A tale made up of bright colors, engaged in a perfect dialogue marked by harmony and musicality: the paintings of Ferruccio Gard, a famous exponent of contemporary abstractionism, are stories written with a sense of balance, liquid geometries able to capture the visitor’s eye and make it loose itself in the magnetic movement of forms.
Just back from New York, where his most recent exposition “Painted Venice” was featured last May by the city’s Italian Cultural Institute, the artist answered our questions about his US show.
“It has been an exceptional experience”, he said, “both because it was my first time in a city like New York, and because I met with an excellent response from many visitors, for the most part Americans, who proved fervently interested in culture.”
Venice is certainly a steady source of inspiration for Gard, so much to make him call the wonder of nature in the lagoon that he admires from his studio on Lido island “a hymn and a symphony of inebriant colors”; but at the same time, what clearly shines through his words is the immediate spell and the attraction exerted by the US metropolis. Gard speaks of his desire to purchase a studio in New York that he defines a “spacious” city: a definition all the more significant since it comes from someone who has made the space, its constant exploration, its endless variations and, finally, its relation to colors and their emotional power the crucial elements of the artistic course on which he keeps on maturing.
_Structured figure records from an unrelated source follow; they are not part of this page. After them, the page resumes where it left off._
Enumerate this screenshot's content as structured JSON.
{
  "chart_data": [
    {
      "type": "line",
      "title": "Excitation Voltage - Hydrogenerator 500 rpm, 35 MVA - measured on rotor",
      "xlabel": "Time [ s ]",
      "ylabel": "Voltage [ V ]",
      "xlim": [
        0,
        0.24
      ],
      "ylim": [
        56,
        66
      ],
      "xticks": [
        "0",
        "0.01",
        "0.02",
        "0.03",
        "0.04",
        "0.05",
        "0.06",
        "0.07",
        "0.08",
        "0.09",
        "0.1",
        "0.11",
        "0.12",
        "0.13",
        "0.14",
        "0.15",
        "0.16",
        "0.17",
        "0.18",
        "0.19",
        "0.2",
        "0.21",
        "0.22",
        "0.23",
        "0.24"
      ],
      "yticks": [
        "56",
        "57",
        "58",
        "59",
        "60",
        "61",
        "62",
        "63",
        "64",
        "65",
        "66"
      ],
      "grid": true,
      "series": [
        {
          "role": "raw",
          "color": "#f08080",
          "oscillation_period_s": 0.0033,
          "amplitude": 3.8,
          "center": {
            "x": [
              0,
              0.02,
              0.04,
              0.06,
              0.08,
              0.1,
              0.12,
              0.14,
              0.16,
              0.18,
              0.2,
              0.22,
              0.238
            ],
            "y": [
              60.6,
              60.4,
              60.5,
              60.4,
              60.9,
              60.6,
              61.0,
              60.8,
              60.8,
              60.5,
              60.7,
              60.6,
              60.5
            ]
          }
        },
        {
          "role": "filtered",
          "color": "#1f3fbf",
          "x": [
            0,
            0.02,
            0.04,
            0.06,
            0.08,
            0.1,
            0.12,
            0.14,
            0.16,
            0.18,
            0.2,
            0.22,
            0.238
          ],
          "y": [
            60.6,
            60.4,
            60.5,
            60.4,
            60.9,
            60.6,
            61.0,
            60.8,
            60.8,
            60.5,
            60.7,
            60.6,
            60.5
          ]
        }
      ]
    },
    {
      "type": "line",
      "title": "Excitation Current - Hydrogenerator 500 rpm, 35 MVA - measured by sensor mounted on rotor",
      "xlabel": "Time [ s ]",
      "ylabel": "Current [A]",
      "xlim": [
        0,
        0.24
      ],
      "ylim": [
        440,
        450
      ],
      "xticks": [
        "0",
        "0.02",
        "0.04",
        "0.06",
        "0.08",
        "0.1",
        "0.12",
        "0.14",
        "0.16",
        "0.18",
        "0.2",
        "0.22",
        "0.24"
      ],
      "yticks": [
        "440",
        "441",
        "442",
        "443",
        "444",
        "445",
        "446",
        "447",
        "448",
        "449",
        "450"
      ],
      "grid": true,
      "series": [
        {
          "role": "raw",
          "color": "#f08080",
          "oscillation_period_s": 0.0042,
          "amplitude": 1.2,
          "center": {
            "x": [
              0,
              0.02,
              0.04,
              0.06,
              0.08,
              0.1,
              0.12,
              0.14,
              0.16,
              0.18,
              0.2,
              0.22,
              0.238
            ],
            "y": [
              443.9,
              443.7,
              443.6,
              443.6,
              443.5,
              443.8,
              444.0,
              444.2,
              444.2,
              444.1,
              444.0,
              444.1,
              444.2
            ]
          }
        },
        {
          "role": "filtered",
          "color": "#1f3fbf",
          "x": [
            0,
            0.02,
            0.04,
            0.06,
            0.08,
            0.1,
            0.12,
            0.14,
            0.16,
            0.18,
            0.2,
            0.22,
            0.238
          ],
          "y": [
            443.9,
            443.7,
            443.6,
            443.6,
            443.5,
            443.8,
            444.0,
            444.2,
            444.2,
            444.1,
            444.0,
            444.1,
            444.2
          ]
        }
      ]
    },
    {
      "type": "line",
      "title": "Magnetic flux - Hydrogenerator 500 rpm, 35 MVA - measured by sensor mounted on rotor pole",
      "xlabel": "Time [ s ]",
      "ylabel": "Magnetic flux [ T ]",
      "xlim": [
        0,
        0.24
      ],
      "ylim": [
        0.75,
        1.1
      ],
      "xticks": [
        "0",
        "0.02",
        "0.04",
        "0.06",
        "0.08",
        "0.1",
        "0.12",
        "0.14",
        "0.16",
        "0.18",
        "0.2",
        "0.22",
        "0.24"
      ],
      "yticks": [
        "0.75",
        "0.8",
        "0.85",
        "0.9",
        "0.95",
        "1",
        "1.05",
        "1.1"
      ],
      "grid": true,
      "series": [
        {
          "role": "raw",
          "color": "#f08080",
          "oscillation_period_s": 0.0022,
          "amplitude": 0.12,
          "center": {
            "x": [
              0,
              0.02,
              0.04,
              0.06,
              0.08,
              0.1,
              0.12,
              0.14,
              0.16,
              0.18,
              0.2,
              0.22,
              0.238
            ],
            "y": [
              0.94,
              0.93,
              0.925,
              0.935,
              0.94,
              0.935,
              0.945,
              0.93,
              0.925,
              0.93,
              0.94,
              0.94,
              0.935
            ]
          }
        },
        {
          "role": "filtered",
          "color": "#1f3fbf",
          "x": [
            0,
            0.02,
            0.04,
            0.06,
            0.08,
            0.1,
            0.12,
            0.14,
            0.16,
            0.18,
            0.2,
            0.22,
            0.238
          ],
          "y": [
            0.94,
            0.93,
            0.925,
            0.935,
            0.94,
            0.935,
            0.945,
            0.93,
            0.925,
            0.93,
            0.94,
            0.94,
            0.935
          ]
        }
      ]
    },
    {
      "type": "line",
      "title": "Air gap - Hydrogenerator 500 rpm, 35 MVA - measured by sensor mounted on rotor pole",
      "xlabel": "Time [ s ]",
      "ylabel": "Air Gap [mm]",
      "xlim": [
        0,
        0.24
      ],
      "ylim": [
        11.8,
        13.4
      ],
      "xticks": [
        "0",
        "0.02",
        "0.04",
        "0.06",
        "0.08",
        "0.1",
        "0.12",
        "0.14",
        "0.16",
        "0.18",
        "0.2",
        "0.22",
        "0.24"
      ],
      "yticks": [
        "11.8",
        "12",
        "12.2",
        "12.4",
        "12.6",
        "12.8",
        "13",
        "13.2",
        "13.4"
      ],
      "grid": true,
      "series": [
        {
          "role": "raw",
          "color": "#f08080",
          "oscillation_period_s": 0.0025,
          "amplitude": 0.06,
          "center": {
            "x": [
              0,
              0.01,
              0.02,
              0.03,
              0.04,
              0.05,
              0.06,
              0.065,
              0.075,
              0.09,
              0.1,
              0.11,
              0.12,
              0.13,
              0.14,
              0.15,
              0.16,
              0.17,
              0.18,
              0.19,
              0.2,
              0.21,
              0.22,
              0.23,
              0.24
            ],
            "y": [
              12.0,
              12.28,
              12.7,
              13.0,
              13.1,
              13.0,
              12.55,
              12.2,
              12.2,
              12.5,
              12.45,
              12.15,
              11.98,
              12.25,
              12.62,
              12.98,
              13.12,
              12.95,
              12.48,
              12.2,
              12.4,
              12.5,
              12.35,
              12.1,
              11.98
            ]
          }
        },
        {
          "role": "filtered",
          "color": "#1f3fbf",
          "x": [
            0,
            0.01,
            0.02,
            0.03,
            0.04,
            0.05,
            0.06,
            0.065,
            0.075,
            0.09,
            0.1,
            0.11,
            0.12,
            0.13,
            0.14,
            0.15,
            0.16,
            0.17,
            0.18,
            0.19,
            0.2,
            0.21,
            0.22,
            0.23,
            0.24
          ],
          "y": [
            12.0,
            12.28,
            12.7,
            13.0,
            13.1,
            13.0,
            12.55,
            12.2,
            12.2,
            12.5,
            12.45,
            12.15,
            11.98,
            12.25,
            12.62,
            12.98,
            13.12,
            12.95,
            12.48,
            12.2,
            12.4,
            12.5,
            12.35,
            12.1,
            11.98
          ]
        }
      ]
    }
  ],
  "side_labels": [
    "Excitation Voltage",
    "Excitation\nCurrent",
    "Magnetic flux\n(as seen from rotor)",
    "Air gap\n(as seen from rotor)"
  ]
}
The exhibition, intended to represent the region of Veneto on the occasion of Italy’s National Day, whose celebration in New York last June had been organized by the Italian Embassy together with the Italian Cultural Institute, affirmed the international air about Gard’s work, and bore evidence of a deep bond between two cities – Venice and New York, of course – that made, and still make, polymorphism, multiculturalism and commixture their characteristic traits, in a dialogue that means constant movement and investigation.
After all, forms, movement and space are the materials that give birth to the works of Ferruccio Gard, capable of decomposing and recomposing colors, taking the viewer for an intense and harmonious chromatic and emotional trip. Abstractionism is thus alive in the artist’s works: “chromatic emotions”, following the definition of his art Gard bestows upon us, are an intimate and personal journey into existence.Ferruccio Gard was born in Vestignè (in the province of Torino) in 1941. Since 1973, he has been living and working in Venice. In the 1970s and 1980s, he was a protagonist of Optical Art. He is one of the best-known exponents of contemporary abstractionism, to which he has been dedicating himself since the 1990s. His curriculum vitae includes 140 solo exhibitions, among others in Prague, Kiev, Brussels and New York City. Like in 1982, 1986, 1995 and 2007, he is participating at the Venice Biennale again in 2009 (the 53rd edition of the International Art Exhibition): together with eight more artists, at a collateral event curated by Luciano Caramel, called “Port of Arts” and on display at the Church of Santa Marta.